Saddled with $44 million in debt from a 1997 leveraged buyout, the lingerie retailer’s fortunes declined when it experimented with a more upmarket image and committed the cardinal sin of limiting the trademark décolletage on its catalog covers. ”Cleavage is the Holy Grail,” says Boucher of his adopted company, which has been in Chapter 11 since July 2000.
Deserves a Teddy Award
All interim CFOs want to put an iron grip on cash-flow. But Boucher also worries about fixing IT, upgrading shabby stores, and retooling the Web site. Among the tasks he helped to tackle was a study of Frederick’s retail operation. Because some malls refuse to accept the racy retailer, ”stores were opened haphazardly,” says Boucher. The stores also suffered from a pattern of deferred maintenance, which was blamed for a drop in sales that took Frederick’s from its onetime peak in the catalog business of $70 million in 1997 to $30 million last year. ”The stores were buoying the company, yet they were being neglected,” he asserts. Even worse, there was no coordination between store and catalog, as the same items were assigned separate inventory and SKU numbers. ”They were buying the same stuff from different vendors.”
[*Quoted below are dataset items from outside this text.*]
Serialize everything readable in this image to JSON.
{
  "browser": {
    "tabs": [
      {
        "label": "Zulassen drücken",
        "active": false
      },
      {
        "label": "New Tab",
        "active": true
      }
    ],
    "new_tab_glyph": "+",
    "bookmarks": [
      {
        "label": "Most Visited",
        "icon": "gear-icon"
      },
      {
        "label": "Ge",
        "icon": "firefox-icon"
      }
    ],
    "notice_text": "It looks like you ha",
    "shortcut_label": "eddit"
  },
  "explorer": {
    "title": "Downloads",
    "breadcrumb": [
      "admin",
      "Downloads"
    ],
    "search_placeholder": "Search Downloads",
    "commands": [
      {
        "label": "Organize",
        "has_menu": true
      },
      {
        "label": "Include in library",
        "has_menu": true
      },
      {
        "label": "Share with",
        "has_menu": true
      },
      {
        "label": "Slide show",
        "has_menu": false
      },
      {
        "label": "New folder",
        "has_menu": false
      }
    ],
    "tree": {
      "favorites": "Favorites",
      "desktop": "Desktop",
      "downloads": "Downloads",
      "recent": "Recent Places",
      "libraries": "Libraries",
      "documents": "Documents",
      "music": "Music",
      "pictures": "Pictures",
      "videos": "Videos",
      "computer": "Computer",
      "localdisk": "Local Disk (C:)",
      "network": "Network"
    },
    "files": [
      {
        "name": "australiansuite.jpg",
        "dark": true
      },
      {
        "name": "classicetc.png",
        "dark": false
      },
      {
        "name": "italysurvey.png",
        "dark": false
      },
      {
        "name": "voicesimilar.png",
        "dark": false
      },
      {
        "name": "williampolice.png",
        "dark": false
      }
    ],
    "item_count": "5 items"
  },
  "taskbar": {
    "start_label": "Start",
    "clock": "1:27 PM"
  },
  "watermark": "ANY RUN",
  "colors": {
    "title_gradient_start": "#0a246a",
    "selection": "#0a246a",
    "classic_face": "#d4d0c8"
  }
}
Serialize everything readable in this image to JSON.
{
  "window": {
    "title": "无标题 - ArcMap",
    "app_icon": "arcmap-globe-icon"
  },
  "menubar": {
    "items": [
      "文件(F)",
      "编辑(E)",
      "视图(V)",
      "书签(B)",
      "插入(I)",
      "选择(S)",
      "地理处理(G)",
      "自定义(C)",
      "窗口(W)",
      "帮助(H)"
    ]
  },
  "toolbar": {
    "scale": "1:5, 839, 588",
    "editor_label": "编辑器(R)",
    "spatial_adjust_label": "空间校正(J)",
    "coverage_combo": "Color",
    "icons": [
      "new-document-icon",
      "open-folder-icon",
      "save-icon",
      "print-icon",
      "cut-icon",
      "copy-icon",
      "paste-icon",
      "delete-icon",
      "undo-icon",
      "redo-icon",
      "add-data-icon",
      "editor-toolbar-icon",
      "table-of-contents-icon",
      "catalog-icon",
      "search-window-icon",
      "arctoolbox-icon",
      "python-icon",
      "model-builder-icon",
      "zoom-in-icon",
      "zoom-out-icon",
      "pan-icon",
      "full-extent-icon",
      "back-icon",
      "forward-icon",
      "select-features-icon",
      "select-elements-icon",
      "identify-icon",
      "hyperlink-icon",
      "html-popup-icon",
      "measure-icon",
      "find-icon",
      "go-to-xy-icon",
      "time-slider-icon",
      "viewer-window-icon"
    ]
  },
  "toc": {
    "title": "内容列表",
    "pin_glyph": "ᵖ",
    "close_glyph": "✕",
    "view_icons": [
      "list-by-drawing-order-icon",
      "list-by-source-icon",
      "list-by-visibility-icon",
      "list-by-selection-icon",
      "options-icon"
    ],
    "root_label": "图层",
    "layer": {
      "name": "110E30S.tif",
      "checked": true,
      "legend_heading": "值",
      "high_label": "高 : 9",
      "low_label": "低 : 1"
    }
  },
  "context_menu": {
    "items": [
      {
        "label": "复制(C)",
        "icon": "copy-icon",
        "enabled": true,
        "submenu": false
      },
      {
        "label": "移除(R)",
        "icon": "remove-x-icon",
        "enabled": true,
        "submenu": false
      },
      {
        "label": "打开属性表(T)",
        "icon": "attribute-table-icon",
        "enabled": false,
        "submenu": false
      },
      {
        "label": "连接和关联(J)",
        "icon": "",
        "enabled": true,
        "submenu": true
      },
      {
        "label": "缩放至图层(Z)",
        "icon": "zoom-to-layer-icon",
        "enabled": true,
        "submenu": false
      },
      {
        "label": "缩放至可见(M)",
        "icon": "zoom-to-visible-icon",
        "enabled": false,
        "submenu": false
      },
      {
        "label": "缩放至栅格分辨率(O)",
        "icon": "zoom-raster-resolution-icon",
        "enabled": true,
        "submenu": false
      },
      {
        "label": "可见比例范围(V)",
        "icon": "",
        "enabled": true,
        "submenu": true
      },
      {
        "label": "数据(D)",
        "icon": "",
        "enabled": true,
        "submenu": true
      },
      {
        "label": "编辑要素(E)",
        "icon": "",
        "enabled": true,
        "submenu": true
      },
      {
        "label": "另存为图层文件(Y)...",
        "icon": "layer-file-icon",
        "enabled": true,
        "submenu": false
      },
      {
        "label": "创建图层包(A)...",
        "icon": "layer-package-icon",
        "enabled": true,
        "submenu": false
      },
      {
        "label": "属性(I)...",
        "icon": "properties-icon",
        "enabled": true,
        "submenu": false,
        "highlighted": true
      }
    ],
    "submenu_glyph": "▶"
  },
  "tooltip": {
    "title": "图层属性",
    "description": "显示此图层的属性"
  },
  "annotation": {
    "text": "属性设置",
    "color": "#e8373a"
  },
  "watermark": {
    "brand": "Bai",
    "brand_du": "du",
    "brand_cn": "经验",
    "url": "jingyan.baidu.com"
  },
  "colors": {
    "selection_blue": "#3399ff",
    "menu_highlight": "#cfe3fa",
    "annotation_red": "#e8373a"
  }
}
Boucher even took a strong interest in the company’s Web site, which was, he says, ”big on bells and whistles, but low on functionality.” Like most turnaround specialists, he has a low opinion of the failed dot-coms that litter the current landscape, but he was keen to come to this demoiselle’s distress. ”Frederick’s is a very innovative company,” says Boucher. ”It introduced black lingerie from France in 1945. It sold the first bikini in the U.S. And in 1981, it brought the thong from Brazil.” What dot-com can claim that kind of cultural impact?